Quand bien même l’intéressée serait une « récidiviste », les avis sont partagés par rapport à sa publication, tant du point de vue forme que sur le fond(s). Le « s » n’est pas de trop car il est justement question de sous dans ce qu’elle dit et redit. Des propos « authentiques » soutiennent les uns. « Générés par l’Intelligence Artificielle » répliquent les autres. Une chose est sûre, certaines déclarations sont loin de faire preuve d’une intelligence. Artificielle ou naturelle. En tout cas, ce n’est pas évident, mais pas du tout, de réaliser la création et l’application d’algorithmes dans de telles conditions. Difficile de demander à un ordinateur de penser et d’agir comme un être humain à la place d’une personne dont les comportements ne sont pas toujours dans la nature de l’homme ou de la femme. Peut-être qu’il serait plus loisible de soumettre la personne concernée au détecteur de mensonges qui est en passe si ce n’est déjà le cas, de supplanter la traditionnelle enquête de moralité. Et ce, quoique l’auteure de la présumée publication ne soit pas pressentie dans le prochain gouvernement même si elle semble avoir ses entrées en haut lieu.

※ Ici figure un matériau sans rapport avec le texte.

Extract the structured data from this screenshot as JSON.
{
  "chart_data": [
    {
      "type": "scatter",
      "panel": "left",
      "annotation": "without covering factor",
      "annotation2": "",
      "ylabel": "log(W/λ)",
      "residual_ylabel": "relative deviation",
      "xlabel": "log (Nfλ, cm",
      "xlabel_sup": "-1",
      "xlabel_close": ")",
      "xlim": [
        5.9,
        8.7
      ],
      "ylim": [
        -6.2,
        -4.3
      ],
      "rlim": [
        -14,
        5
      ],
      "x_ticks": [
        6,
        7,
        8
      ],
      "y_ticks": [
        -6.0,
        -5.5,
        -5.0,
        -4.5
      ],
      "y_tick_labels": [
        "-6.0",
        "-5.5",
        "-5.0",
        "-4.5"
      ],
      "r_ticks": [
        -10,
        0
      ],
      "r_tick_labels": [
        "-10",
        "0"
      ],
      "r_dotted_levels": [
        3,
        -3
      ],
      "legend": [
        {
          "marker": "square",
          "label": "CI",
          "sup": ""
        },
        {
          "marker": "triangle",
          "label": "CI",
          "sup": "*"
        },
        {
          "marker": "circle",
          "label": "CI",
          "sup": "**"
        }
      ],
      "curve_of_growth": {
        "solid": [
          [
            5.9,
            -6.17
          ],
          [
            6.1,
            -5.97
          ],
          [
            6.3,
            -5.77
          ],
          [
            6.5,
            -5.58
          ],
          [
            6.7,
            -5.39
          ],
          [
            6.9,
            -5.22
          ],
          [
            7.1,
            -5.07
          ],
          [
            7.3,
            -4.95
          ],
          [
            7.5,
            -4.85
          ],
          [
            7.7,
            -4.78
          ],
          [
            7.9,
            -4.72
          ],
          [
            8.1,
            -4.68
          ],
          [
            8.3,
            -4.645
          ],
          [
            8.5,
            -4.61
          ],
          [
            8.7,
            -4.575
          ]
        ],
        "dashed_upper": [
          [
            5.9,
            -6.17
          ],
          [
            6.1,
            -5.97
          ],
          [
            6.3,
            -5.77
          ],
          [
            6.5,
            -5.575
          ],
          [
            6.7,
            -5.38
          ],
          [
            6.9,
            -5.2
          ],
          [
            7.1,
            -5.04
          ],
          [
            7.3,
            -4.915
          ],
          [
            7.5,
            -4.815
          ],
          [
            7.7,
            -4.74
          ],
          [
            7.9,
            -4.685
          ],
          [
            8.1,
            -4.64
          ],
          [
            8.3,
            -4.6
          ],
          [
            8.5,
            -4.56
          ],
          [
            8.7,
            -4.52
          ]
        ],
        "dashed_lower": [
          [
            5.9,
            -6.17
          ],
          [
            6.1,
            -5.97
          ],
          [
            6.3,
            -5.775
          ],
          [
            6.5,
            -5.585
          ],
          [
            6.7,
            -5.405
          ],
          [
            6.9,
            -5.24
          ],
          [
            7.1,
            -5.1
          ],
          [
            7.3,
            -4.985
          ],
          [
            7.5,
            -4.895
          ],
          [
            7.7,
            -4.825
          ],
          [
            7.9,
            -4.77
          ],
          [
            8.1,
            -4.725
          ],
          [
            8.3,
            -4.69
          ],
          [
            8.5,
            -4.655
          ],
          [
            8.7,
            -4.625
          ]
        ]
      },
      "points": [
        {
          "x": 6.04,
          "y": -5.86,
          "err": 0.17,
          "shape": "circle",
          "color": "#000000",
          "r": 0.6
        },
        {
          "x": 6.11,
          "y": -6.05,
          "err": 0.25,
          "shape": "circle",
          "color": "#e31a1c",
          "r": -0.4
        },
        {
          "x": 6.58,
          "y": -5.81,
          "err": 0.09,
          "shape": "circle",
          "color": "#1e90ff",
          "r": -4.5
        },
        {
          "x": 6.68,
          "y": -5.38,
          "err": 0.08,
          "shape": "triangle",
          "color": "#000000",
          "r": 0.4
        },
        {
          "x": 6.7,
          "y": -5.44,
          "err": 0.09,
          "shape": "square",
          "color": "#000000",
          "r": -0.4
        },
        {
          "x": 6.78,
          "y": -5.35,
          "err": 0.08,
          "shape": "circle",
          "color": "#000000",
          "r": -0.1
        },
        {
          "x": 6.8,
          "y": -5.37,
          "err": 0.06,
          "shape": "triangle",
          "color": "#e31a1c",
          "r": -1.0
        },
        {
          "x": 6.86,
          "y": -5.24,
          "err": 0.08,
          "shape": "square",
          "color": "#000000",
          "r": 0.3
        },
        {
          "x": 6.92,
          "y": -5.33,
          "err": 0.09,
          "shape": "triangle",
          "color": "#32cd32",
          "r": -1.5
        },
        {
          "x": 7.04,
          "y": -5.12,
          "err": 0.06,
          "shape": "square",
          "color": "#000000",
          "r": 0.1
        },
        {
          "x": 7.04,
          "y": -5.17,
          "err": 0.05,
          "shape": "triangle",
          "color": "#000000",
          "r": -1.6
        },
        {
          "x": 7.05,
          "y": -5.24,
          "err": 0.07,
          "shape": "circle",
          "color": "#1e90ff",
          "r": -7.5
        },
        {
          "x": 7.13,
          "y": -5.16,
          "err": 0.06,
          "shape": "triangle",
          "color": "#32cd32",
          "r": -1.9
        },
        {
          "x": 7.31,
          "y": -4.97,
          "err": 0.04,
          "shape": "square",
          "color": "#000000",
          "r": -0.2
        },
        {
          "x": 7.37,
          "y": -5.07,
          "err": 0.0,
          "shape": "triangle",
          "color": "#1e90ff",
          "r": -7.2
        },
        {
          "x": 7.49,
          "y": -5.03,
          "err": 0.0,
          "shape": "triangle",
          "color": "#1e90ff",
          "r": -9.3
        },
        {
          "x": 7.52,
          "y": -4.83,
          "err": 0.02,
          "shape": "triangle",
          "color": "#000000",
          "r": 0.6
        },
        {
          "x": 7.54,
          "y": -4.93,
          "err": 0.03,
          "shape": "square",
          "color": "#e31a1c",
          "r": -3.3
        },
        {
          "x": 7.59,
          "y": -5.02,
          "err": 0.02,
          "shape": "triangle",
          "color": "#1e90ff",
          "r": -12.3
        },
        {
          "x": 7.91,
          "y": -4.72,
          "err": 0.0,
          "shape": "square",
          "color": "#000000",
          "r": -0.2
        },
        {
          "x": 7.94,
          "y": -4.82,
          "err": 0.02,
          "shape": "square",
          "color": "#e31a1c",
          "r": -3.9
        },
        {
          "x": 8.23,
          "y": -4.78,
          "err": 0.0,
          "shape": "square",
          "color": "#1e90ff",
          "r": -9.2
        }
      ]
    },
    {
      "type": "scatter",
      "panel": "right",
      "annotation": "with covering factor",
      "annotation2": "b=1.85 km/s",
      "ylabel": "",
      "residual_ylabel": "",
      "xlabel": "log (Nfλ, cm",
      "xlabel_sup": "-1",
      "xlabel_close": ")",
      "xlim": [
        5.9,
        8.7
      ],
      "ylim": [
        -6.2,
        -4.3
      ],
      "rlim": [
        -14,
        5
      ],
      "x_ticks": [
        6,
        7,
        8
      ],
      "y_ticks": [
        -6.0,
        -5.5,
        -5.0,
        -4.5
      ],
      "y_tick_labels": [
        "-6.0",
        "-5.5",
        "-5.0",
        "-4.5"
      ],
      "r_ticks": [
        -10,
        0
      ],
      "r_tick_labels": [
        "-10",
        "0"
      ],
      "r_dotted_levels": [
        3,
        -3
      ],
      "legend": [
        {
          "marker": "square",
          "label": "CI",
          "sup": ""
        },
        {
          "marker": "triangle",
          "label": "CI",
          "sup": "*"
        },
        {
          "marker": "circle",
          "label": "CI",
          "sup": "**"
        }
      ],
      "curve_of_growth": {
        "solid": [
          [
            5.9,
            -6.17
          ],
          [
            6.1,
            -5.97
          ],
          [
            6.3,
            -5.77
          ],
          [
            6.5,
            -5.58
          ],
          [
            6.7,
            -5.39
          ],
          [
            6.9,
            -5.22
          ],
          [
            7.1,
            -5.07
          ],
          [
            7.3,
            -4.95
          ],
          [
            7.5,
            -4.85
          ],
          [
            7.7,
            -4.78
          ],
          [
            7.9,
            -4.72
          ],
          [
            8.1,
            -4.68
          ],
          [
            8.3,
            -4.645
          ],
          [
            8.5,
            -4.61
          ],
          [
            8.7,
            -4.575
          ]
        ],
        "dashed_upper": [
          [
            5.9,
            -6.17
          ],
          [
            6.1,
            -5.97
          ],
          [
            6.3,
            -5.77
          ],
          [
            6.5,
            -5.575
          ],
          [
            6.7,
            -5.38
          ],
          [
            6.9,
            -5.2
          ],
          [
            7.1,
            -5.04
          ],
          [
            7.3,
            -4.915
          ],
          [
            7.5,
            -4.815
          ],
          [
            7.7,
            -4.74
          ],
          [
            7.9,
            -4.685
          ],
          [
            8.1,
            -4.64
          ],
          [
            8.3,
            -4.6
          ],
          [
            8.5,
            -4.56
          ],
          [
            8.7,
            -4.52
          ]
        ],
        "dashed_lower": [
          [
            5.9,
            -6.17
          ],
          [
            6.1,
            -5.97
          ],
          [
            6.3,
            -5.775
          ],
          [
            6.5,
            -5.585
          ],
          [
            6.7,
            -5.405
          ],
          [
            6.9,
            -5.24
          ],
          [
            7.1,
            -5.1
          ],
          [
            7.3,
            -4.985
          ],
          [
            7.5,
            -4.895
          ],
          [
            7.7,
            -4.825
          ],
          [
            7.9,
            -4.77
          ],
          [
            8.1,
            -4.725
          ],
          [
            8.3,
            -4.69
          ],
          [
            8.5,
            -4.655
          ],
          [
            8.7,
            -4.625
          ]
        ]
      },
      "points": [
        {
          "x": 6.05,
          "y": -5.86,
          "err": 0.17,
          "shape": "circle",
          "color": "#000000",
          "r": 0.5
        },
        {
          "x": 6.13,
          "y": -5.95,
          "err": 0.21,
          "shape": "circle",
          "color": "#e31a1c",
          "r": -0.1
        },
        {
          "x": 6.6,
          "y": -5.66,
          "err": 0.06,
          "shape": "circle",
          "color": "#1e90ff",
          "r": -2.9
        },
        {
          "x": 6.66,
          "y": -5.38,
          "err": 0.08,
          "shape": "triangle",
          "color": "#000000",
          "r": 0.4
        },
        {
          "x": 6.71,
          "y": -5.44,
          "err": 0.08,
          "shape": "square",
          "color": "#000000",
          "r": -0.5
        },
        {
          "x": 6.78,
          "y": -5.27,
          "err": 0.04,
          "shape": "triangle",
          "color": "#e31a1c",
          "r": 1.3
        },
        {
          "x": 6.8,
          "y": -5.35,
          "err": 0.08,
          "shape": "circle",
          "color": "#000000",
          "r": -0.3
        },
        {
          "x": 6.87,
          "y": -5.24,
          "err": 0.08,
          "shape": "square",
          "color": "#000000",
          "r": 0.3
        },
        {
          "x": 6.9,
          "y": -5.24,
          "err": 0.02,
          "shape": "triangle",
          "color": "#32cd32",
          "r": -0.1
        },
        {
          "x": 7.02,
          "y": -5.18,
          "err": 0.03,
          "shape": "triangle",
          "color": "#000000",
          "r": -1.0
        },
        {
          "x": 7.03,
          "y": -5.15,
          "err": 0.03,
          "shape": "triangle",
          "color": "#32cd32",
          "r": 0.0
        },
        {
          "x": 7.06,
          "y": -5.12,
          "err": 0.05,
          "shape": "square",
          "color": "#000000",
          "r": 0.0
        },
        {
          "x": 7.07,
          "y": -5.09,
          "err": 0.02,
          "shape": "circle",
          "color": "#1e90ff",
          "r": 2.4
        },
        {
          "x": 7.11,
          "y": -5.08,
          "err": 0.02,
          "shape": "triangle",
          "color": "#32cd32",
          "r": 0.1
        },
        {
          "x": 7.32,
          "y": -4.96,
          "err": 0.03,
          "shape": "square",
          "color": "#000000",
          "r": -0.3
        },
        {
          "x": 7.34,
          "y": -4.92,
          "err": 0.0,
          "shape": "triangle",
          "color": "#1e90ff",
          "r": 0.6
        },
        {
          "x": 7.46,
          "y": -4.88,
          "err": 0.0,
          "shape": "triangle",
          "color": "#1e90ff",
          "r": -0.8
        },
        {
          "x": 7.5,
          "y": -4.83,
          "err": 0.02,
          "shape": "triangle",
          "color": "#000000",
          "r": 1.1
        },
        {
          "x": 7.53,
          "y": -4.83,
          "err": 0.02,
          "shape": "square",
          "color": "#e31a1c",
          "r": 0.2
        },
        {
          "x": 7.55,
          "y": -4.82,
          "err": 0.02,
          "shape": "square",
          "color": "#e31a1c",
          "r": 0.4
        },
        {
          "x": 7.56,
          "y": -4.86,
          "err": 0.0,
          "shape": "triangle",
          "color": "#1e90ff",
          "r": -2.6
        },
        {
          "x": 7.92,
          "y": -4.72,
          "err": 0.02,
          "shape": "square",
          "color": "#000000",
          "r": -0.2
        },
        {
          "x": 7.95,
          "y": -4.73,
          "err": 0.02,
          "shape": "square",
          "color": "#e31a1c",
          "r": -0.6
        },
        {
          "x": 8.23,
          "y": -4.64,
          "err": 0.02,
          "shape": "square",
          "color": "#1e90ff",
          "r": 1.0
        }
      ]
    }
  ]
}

Au contraire, elle en veut à mort à une ministre sortante qu’elle accuse de tous les « maux », sauf si les propos attribués à celle dont le prénom comporte deux fois la même voyelle « a » ont été réellement générés par l’IA qui est, comme son nom l’indique, un processus d’imitation de l’intelligence humaine. Dans le cas d’espèce, l’imitation est quasiment parfaite s’il s’agit vraiment d’IA. Pour cela, il aurait fallu une quantité de données et une capacité de traitement élevées. Au fait, pourquoi ne pas vérifier l’IA par l’IA. Ce à quoi on pourrait répondre par ya.